「さっきね、お姉さんと合同結婚式の話をしていたの。ねえ、マー君は何か考えている?」

「考えてはいるけどさ、その前に伝えておきたいことがある」

「結婚式に関することなの?」

「トシから電話で聞いたんだけど、僕たちの父さんが結婚を認めないとか言っているらしい」

「ホントなの! 初めてお会いした時には、そんな素振りをしていなかったよね」イケちゃんは、やや興奮している。
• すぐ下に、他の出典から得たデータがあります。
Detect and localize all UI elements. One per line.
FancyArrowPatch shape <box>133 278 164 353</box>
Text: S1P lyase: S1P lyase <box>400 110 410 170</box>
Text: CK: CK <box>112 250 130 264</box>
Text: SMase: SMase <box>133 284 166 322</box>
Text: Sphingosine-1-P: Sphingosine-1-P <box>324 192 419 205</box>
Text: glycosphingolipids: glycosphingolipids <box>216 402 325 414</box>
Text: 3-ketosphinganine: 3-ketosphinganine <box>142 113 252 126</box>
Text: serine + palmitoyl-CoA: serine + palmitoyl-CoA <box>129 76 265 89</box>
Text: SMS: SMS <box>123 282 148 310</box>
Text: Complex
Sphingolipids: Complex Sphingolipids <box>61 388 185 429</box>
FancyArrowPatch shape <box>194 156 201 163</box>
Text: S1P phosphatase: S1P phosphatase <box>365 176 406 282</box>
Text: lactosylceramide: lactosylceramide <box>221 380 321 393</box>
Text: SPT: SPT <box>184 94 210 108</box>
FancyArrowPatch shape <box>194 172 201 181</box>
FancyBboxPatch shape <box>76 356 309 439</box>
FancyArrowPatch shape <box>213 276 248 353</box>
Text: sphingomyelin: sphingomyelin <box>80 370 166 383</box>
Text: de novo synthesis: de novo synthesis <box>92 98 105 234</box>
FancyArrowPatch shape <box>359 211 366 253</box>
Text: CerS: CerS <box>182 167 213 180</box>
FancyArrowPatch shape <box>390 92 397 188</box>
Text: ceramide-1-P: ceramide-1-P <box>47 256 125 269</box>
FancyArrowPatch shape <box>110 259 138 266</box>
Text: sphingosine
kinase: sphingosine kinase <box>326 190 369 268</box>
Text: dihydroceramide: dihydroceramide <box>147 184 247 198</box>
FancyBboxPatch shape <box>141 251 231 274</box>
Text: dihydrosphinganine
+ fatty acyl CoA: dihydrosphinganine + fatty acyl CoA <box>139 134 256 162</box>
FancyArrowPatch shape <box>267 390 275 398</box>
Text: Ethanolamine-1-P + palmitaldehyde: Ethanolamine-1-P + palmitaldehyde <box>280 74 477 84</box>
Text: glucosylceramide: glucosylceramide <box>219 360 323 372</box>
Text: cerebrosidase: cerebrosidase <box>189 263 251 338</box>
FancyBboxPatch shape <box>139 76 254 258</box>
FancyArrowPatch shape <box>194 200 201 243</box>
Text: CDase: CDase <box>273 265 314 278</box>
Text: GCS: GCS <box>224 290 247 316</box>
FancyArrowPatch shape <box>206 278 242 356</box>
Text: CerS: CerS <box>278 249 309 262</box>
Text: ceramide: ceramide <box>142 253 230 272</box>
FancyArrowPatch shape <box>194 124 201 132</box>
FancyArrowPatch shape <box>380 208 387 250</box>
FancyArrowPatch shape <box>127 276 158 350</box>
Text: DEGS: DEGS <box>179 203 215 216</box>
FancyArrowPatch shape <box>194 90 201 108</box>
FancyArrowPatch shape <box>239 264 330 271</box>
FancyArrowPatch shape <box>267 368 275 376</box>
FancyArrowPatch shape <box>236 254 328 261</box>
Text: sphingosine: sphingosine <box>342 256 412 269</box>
「渚ちゃん、ちょっと落ち着いてね。トシが言うには、勝手に自分たちだけで結婚式をしたことが不満だった……だから、その勢いで結婚そのものを反対したのかもって」

「なるほどね。そうだ、お姉さんが言っていたんだけど、マー君のお母さんと話がしたいそうよ。実は私も話がしたいの。私のことを知ってもらうためにね」

「ありがとう。その気持ちは嬉しいな。あのね、母さんが『渚ちゃんたちと一緒に父さんに会いに行きなさい』って言っていた……どうかな?」

「四人でお父様に会いに行くのか……大丈夫かな。その前に、お母様に会ったほうがいい?」

「先に父さんに会いに行こうよ。母さんからのアドバイスはもうもらっているんだから、母さんと会うのは急ぐ必要はない」

真彦の言葉に、イケちゃんは納得した。

「今度の日曜日に富山へ行こう。トシには僕が伝えておくから、渚ちゃんは渚さんに伝えてね」

「わかった、お姉さんに伝える。マー君の車で一緒に行こうね」

「うん。土曜日の夜に連絡する」

日曜日の午前8時頃、イケちゃんと真彦は車で出発した。富山駅でお姉さんを乗せて、津田家に着いたのは、正午を少し過ぎた頃だった。

「父さん、ただいま」真彦たちが玄関で声をかけると、俊彦が出迎えてくれた。すぐに真俊も玄関に現れた。その姿を見て、渚たちが順番に挨拶をする。

「こんにちは。白石渚です。ご無沙汰しています」

「こんにちは。池江渚です。おじゃまします」

「はい、こんにちは。正月以来だね。どうぞ、上がってください」

客間に入ると、真俊が真彦に問いかける。

「食事はどうした?」

「もう済ませたから気にしないで」

真彦がこたえると、俊彦が飲み物の支度(したく)を始めた。その様子を見て、真俊が冷蔵庫からケーキを出して皿にのせている。真彦が近づいてきて言った。

「あれっ、ケーキなんて、いつ買ったの?」

真彦に続いて、俊彦が真俊の顔を見て言った。

「父さん、なんだか嬉(うれ)しそうだな」

父親と息子たちの様子を、渚たちは黙って見ていた。